Q. This kind of experimental tourism raises some ethical issues. What happens if patients are harmed? And what are the moral implications for society of these new treatments?
A. As a moral principle we believe in medical freedom: people have rights over their bodies, even at the (informed) risk of harm to themselves if no unconsenting third-parties are harmed; this is a fundamental right currently not protected effectively.
What we do differently is not changing ethical norms around safety and efficacy, we’re just changing the institutional setup. Instead of one centralized bureaucracy, like the FDA, we have regulatory pluralism that allows different providers of safety and efficacy to compete under market rules. Like under any legal system, common law in Prospera punishes malpractice, fraud, murder etc. This system will still produce safe and effective drugs, and it will still work with common sense legal notions like informed consent and liability for harm. There are regulations for medical practice, there is liability insurance and things like that. It will just do so more efficiently than the current way of doing things (unless it won’t, in which case it will change and evolve – or fail).

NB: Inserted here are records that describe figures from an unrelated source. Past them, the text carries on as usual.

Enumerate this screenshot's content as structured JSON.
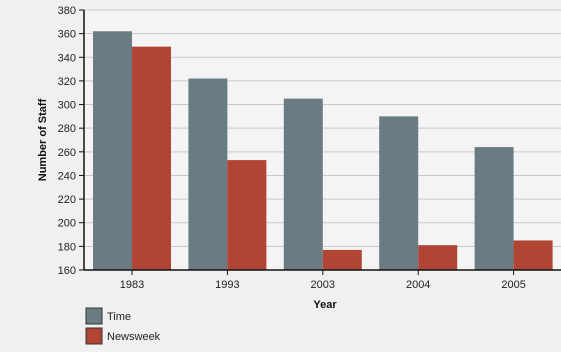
{
  "chart_data": {
    "type": "bar",
    "categories": [
      "1983",
      "1993",
      "2003",
      "2004",
      "2005"
    ],
    "series": [
      {
        "name": "Time",
        "color": "#6b7b84",
        "values": [
          362,
          322,
          305,
          290,
          264
        ]
      },
      {
        "name": "Newsweek",
        "color": "#b04534",
        "values": [
          349,
          253,
          177,
          181,
          185
        ]
      }
    ],
    "xlabel": "Year",
    "ylabel": "Number of Staff",
    "ylim": [
      160,
      380
    ],
    "yticks": [
      160,
      180,
      200,
      220,
      240,
      260,
      280,
      300,
      320,
      340,
      360,
      380
    ],
    "grid": true,
    "legend_position": "bottom-left"
  }
}
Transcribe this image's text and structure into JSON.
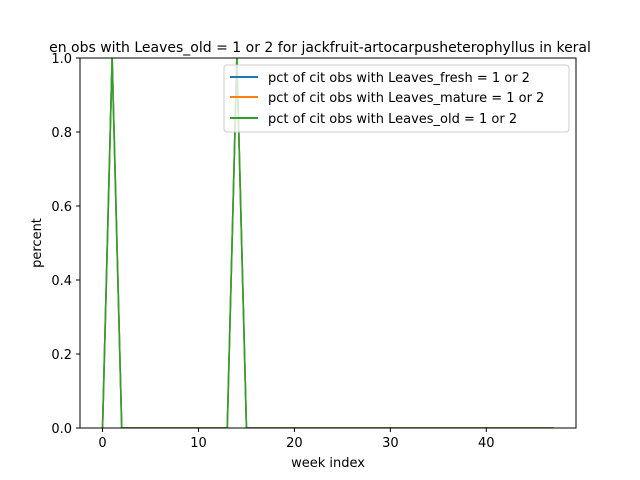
{
  "chart_data": {
    "type": "line",
    "title": "en obs with Leaves_old = 1 or 2 for jackfruit-artocarpusheterophyllus in keral",
    "xlabel": "week index",
    "ylabel": "percent",
    "xlim": [
      -2.35,
      49.35
    ],
    "ylim": [
      0,
      1.0
    ],
    "xticks": [
      0,
      10,
      20,
      30,
      40
    ],
    "yticks": [
      0.0,
      0.2,
      0.4,
      0.6,
      0.8,
      1.0
    ],
    "ytick_labels": [
      "0.0",
      "0.2",
      "0.4",
      "0.6",
      "0.8",
      "1.0"
    ],
    "grid": false,
    "legend_position": "upper-right",
    "x": [
      0,
      1,
      2,
      3,
      4,
      5,
      6,
      7,
      8,
      9,
      10,
      11,
      12,
      13,
      14,
      15,
      16,
      17,
      18,
      19,
      20,
      21,
      22,
      23,
      24,
      25,
      26,
      27,
      28,
      29,
      30,
      31,
      32,
      33,
      34,
      35,
      36,
      37,
      38,
      39,
      40,
      41,
      42,
      43,
      44,
      45,
      46,
      47
    ],
    "series": [
      {
        "name": "pct of cit obs with Leaves_fresh = 1 or 2",
        "color": "#1f77b4",
        "values": [
          0,
          1,
          0,
          0,
          0,
          0,
          0,
          0,
          0,
          0,
          0,
          0,
          0,
          0,
          1,
          0,
          0,
          0,
          0,
          0,
          0,
          0,
          0,
          0,
          0,
          0,
          0,
          0,
          0,
          0,
          0,
          0,
          0,
          0,
          0,
          0,
          0,
          0,
          0,
          0,
          0,
          0,
          0,
          0,
          0,
          0,
          0,
          0
        ]
      },
      {
        "name": "pct of cit obs with Leaves_mature = 1 or 2",
        "color": "#ff7f0e",
        "values": [
          0,
          1,
          0,
          0,
          0,
          0,
          0,
          0,
          0,
          0,
          0,
          0,
          0,
          0,
          1,
          0,
          0,
          0,
          0,
          0,
          0,
          0,
          0,
          0,
          0,
          0,
          0,
          0,
          0,
          0,
          0,
          0,
          0,
          0,
          0,
          0,
          0,
          0,
          0,
          0,
          0,
          0,
          0,
          0,
          0,
          0,
          0,
          0
        ]
      },
      {
        "name": "pct of cit obs with Leaves_old = 1 or 2",
        "color": "#2ca02c",
        "values": [
          0,
          1,
          0,
          0,
          0,
          0,
          0,
          0,
          0,
          0,
          0,
          0,
          0,
          0,
          1,
          0,
          0,
          0,
          0,
          0,
          0,
          0,
          0,
          0,
          0,
          0,
          0,
          0,
          0,
          0,
          0,
          0,
          0,
          0,
          0,
          0,
          0,
          0,
          0,
          0,
          0,
          0,
          0,
          0,
          0,
          0,
          0,
          0
        ]
      }
    ]
  }
}
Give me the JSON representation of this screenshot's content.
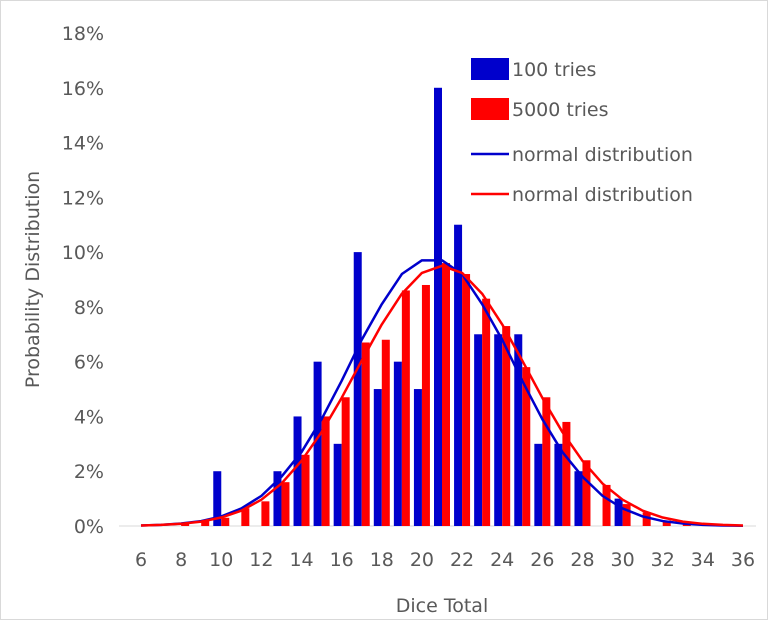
{
  "chart_data": {
    "type": "bar",
    "title": "",
    "xlabel": "Dice Total",
    "ylabel": "Probability Distribution",
    "xlim": [
      6,
      36
    ],
    "ylim": [
      0,
      18
    ],
    "x_ticks": [
      "6",
      "8",
      "10",
      "12",
      "14",
      "16",
      "18",
      "20",
      "22",
      "24",
      "26",
      "28",
      "30",
      "32",
      "34",
      "36"
    ],
    "y_ticks": [
      "0%",
      "2%",
      "4%",
      "6%",
      "8%",
      "10%",
      "12%",
      "14%",
      "16%",
      "18%"
    ],
    "grid": false,
    "legend_position": "top-right",
    "series": [
      {
        "name": "100 tries",
        "kind": "bar",
        "color": "#0000cc",
        "x": [
          10,
          13,
          14,
          15,
          16,
          17,
          18,
          19,
          20,
          21,
          22,
          23,
          24,
          25,
          26,
          27,
          28,
          30
        ],
        "values": [
          2,
          2,
          4,
          6,
          3,
          10,
          5,
          6,
          5,
          16,
          11,
          7,
          7,
          7,
          3,
          3,
          2,
          1
        ]
      },
      {
        "name": "5000 tries",
        "kind": "bar",
        "color": "#ff0000",
        "x": [
          8,
          9,
          10,
          11,
          12,
          13,
          14,
          15,
          16,
          17,
          18,
          19,
          20,
          21,
          22,
          23,
          24,
          25,
          26,
          27,
          28,
          29,
          30,
          31,
          32,
          33
        ],
        "values": [
          0.1,
          0.2,
          0.3,
          0.65,
          0.9,
          1.6,
          2.6,
          4.0,
          4.7,
          6.7,
          6.8,
          8.6,
          8.8,
          9.6,
          9.2,
          8.3,
          7.3,
          5.8,
          4.7,
          3.8,
          2.4,
          1.5,
          0.8,
          0.5,
          0.2,
          0.1
        ]
      },
      {
        "name": "normal distribution",
        "kind": "line",
        "color": "#0000cc",
        "x": [
          6,
          7,
          8,
          9,
          10,
          11,
          12,
          13,
          14,
          15,
          16,
          17,
          18,
          19,
          20,
          21,
          22,
          23,
          24,
          25,
          26,
          27,
          28,
          29,
          30,
          31,
          32,
          33,
          34,
          35,
          36
        ],
        "values": [
          0.02,
          0.04,
          0.09,
          0.18,
          0.35,
          0.64,
          1.1,
          1.8,
          2.7,
          3.9,
          5.3,
          6.8,
          8.1,
          9.2,
          9.7,
          9.7,
          9.2,
          8.1,
          6.8,
          5.3,
          3.9,
          2.7,
          1.8,
          1.1,
          0.64,
          0.35,
          0.18,
          0.09,
          0.04,
          0.02,
          0.01
        ]
      },
      {
        "name": "normal distribution",
        "kind": "line",
        "color": "#ff0000",
        "x": [
          6,
          7,
          8,
          9,
          10,
          11,
          12,
          13,
          14,
          15,
          16,
          17,
          18,
          19,
          20,
          21,
          22,
          23,
          24,
          25,
          26,
          27,
          28,
          29,
          30,
          31,
          32,
          33,
          34,
          35,
          36
        ],
        "values": [
          0.02,
          0.04,
          0.08,
          0.16,
          0.31,
          0.56,
          0.96,
          1.55,
          2.38,
          3.43,
          4.68,
          6.04,
          7.36,
          8.48,
          9.24,
          9.5,
          9.24,
          8.48,
          7.36,
          6.04,
          4.68,
          3.43,
          2.38,
          1.55,
          0.96,
          0.56,
          0.31,
          0.16,
          0.08,
          0.04,
          0.02
        ]
      }
    ]
  }
}
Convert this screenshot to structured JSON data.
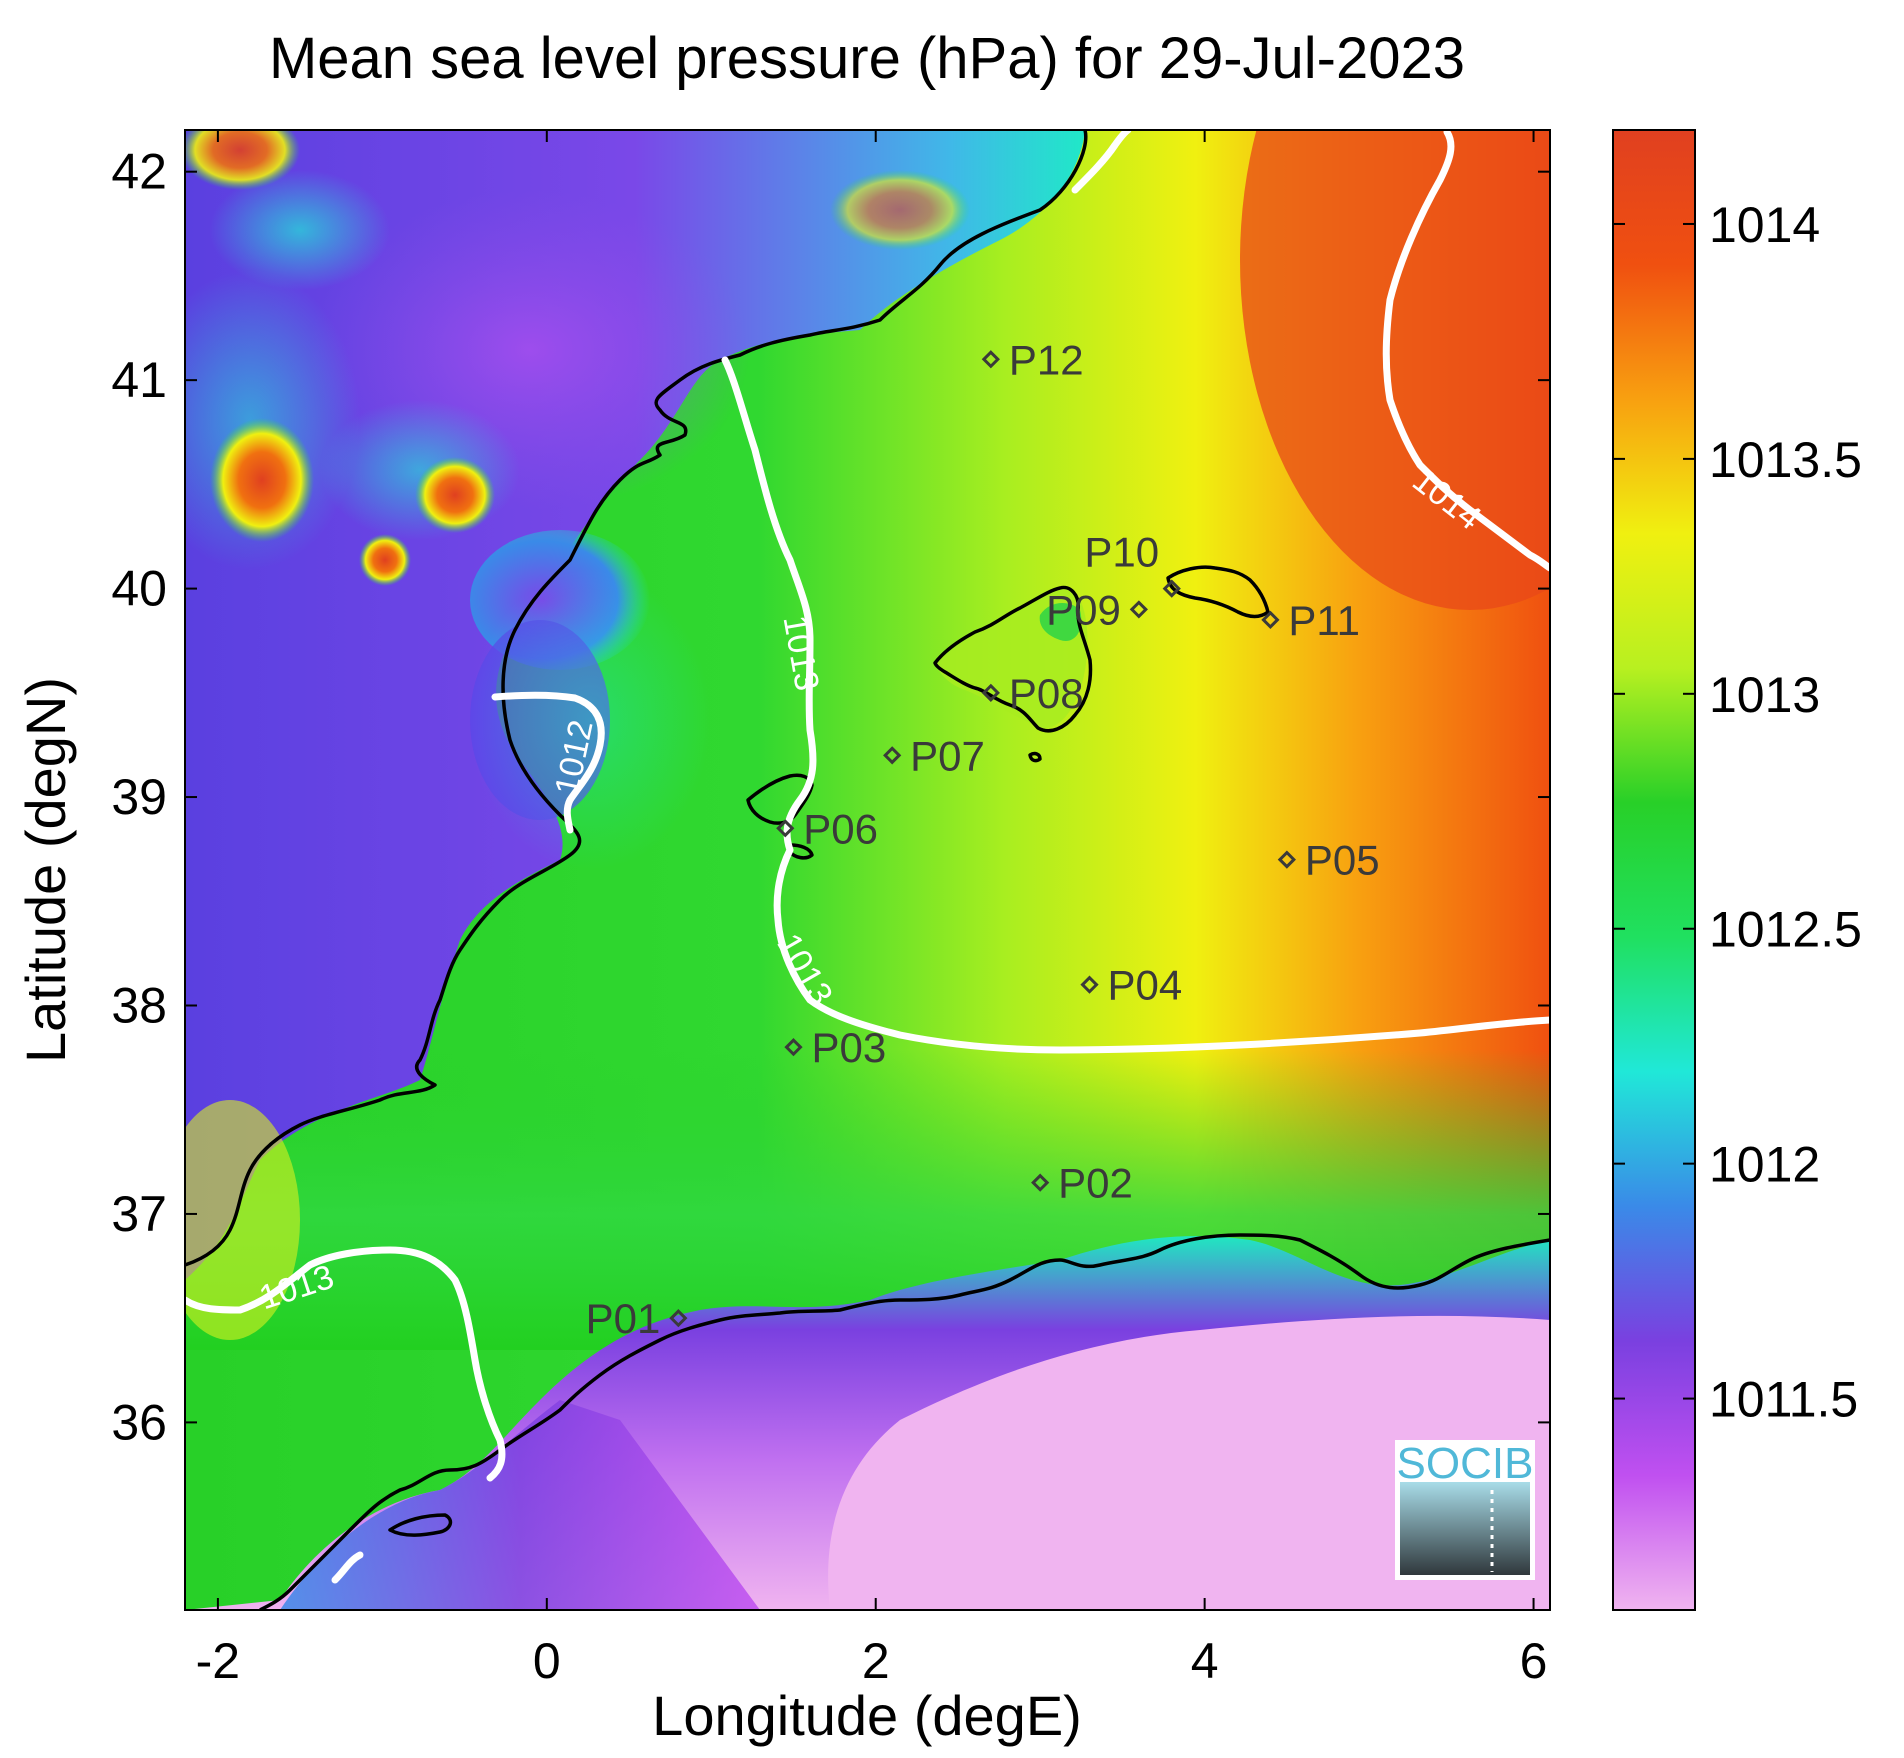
{
  "chart_data": {
    "type": "heatmap",
    "title": "Mean sea level pressure (hPa) for 29-Jul-2023",
    "xlabel": "Longitude (degE)",
    "ylabel": "Latitude (degN)",
    "xlim": [
      -2.2,
      6.1
    ],
    "ylim": [
      35.1,
      42.2
    ],
    "x_ticks": [
      {
        "value": -2,
        "label": "-2"
      },
      {
        "value": 0,
        "label": "0"
      },
      {
        "value": 2,
        "label": "2"
      },
      {
        "value": 4,
        "label": "4"
      },
      {
        "value": 6,
        "label": "6"
      }
    ],
    "y_ticks": [
      {
        "value": 36,
        "label": "36"
      },
      {
        "value": 37,
        "label": "37"
      },
      {
        "value": 38,
        "label": "38"
      },
      {
        "value": 39,
        "label": "39"
      },
      {
        "value": 40,
        "label": "40"
      },
      {
        "value": 41,
        "label": "41"
      },
      {
        "value": 42,
        "label": "42"
      }
    ],
    "colorbar": {
      "min": 1011.05,
      "max": 1014.2,
      "ticks": [
        {
          "value": 1011.5,
          "label": "1011.5"
        },
        {
          "value": 1012,
          "label": "1012"
        },
        {
          "value": 1012.5,
          "label": "1012.5"
        },
        {
          "value": 1013,
          "label": "1013"
        },
        {
          "value": 1013.5,
          "label": "1013.5"
        },
        {
          "value": 1014,
          "label": "1014"
        }
      ],
      "colors": [
        "#f0b4f0",
        "#c050f0",
        "#7a40e0",
        "#3a8ae8",
        "#20e8d8",
        "#20e060",
        "#28d028",
        "#b8f020",
        "#f0f010",
        "#f8a010",
        "#f05010",
        "#e04020"
      ]
    },
    "contour_labels": [
      {
        "text": "1012"
      },
      {
        "text": "1013"
      },
      {
        "text": "1013"
      },
      {
        "text": "1013"
      },
      {
        "text": "1014"
      }
    ],
    "points": [
      {
        "label": "P01",
        "lon": 0.8,
        "lat": 36.5
      },
      {
        "label": "P02",
        "lon": 3.0,
        "lat": 37.15
      },
      {
        "label": "P03",
        "lon": 1.5,
        "lat": 37.8
      },
      {
        "label": "P04",
        "lon": 3.3,
        "lat": 38.1
      },
      {
        "label": "P05",
        "lon": 4.5,
        "lat": 38.7
      },
      {
        "label": "P06",
        "lon": 1.45,
        "lat": 38.85
      },
      {
        "label": "P07",
        "lon": 2.1,
        "lat": 39.2
      },
      {
        "label": "P08",
        "lon": 2.7,
        "lat": 39.5
      },
      {
        "label": "P09",
        "lon": 3.6,
        "lat": 39.9
      },
      {
        "label": "P10",
        "lon": 3.8,
        "lat": 40.0
      },
      {
        "label": "P11",
        "lon": 4.4,
        "lat": 39.85
      },
      {
        "label": "P12",
        "lon": 2.7,
        "lat": 41.1
      }
    ],
    "grid": false,
    "legend": "colorbar right"
  },
  "logo": {
    "text": "SOCIB",
    "colors": {
      "text": "#50b8d8",
      "sea_top": "#a8dce8",
      "sea_bottom": "#30383c"
    }
  }
}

A direct moral benefit ´to what we do is that we increase accessibility. Typical gene therapies on the market cost $1 million dollars in the US. The gene therapy developed in Prospera costs $25,000. As to concern about whether such treatments are problematic, we do not share this perspective. We are for advancing science responsibly and we believe that both individuals and society stand to gain from improving the resiliency of the human body through advanced biotechnology.
Q. How does Prospera relate to the local Honduran population?
A. I think it's very important that our projects deliver local benefits and that they're well anchored in local communities. Because when you go to a new place, you're seen as a foreigner, and you're seen as potentially a danger or a threat. The most important thing for Prospera and Ciudad Morazan is to show we're creating jobs; we're creating employment; we're improving people's lives on the ground. Prospera is directly and indirectly employing 1,100 people. More than 2/3 of the people who are working for Prospera are Honduran. It has a lot of local service workers from the island, and it has educated Hondurans from the mainland for whom it's an alternative to going to the United States.
Q. What makes a good Prosperian citizen?
A. People in Prospera are very entrepreneurial. They're opening companies on a small scale. For example, Vehinia, who is the cook in the kitchen at Prospera, she's from the neighboring village and she started an NGO that is now funding a school where children from the local village can go to instead of a school that's 45 minutes away. There's very much a spirit of ‘let's exchange and trade with each other’. Some people might see that as a bit too commercial, but that's something about the culture that people accept and that people see as a good thing.
Q. Five years from now, if everything goes well, what do we see in Prospera?
A. I think Prospera will have at least 10,000 residents and I think Honduras hopefully will have more zones. There could be zones with a thriving industrial sector and sort of a labor-intensive economy and some that are very strong in pharmaceuticals, there could also be other zones for synthetic biology, and other zones focused on agriculture. The zones of Prospera, Ciudad Morazan and Orchidea are already showing the results we want to see, the results that we will eventually be measured by, and I'm tremendously excited about Honduras.